- Customer-owned Bank Australia will stop petrol and diesel car loans from 2025
- Chief impact officer Sasha Courville said this was to decarbonise economy
- Federal ministers Chris Bowen, Catherine King have announced new EV policies
An Australian bank will stop approving personal loans for new petrol and diesel-powered cars from 2025 as the federal government flags tough new fuel efficiency standards.
Electric vehicles this year have a minuscule 1.6 per cent market share even when Tesla sales were included, with starting prices of $47,000 and a lack of charging stations turning off many potential motorists.
But the customer-owned Bank Australia wants to change that, in a bid to reduce carbon emissions linked to climate change.
Its chief impact officer Sasha Courville told the National Electric Vehicle Summit in Canberra on Friday the bank’s new policy was ‘an important step in decarbonising the Australian economy’.
‘By ceasing car loans for new fossil fuel vehicles, we are sending a signal to the Australian market about the rapid acceleration in the transition from internal combustion to electric vehicles we expect to see in the next few years,’ she said.
‘We’ve chosen 2025 because the change to electric vehicles needs to happen quickly, and we believe it can with the right supporting policies in place to bring a greater range of more affordable electric vehicles to Australia.’
Bank Australia made the announcement as Climate Change and Energy Minister Chris Bowen and Transport Minister Catherine King jointly announced that new fuel efficiency standards would be introduced as part of a National Electric Vehicle Strategy.
‘Apart from Russia, Australia is the only OECD country to not have, or be in the process of developing, fuel efficiency standards,’ their joint media release said.
Under Labor’s plan, a low emissions target would apply to 75 per cent of the Commonwealth government’s car fleet by 2025, with that figure including purchases and leases.
‘Up until now, Australian households and businesses have had very little choice regarding low-emissions and fuel-efficient vehicles, and they have been paying for it,’ Mr Bowen said.
The ministers have also promised to have electric vehicle charging stations at average intervals of every 150km on major roads along with a national hydrogen highways refuelling network.
Ms Courville said Bank Australia would continue allowing loans for secondhand petrol and diesel cars from 2025, as it banned financing for new fossil fuel-powered vehicles.
‘Importantly Bank Australia will continue to support customers who can’t yet access an electric vehicle,’ she said.

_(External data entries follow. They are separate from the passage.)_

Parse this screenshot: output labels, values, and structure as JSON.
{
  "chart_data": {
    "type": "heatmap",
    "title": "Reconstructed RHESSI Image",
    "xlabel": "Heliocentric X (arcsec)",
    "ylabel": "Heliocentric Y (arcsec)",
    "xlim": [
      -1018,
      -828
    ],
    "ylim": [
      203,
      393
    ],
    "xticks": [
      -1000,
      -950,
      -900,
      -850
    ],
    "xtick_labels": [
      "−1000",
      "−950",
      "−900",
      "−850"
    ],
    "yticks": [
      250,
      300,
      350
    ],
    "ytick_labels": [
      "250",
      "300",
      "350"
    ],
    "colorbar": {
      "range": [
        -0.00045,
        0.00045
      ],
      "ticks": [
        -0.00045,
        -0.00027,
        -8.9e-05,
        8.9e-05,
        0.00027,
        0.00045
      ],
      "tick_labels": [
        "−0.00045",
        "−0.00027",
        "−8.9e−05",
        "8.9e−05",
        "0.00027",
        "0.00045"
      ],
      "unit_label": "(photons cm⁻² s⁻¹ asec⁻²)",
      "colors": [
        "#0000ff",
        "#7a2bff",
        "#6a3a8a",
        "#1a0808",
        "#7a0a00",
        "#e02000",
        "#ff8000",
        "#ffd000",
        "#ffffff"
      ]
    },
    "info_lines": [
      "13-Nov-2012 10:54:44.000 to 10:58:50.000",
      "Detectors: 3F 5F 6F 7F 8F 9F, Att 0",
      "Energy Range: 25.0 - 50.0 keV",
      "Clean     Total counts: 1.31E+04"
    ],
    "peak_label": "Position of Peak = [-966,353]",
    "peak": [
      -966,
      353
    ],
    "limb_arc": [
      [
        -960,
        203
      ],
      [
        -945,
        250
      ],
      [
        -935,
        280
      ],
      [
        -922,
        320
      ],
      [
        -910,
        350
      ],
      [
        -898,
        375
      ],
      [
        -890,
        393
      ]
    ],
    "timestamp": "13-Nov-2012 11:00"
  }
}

‘While we will cease car loans for new fossil fuel cars from 2025, we are deeply aware that we need to support people not yet able to afford an electric vehicle while the market grows.
‘We’ll continue to offer loans for second hand fossil fuel vehicles until there is a viable and thriving market for electric vehicles.’
In Australia last year, just 5,149 fully-electric vehicles were sold among the 1,049,831 that left showrooms. That Federal Chamber of Automotive Industries data didn’t include Tesla cars.
However, from January to July, 10,289 EVs were sold out of 622,319 vehicles, with this market share of 1.6 per cent in 2022 so far now including Tesla.
Federal Chamber of Automotive Industries chief executive Tony Weber described the government’s polices as ‘a major step on our journey to delivering low emission vehicles to Australian customers’.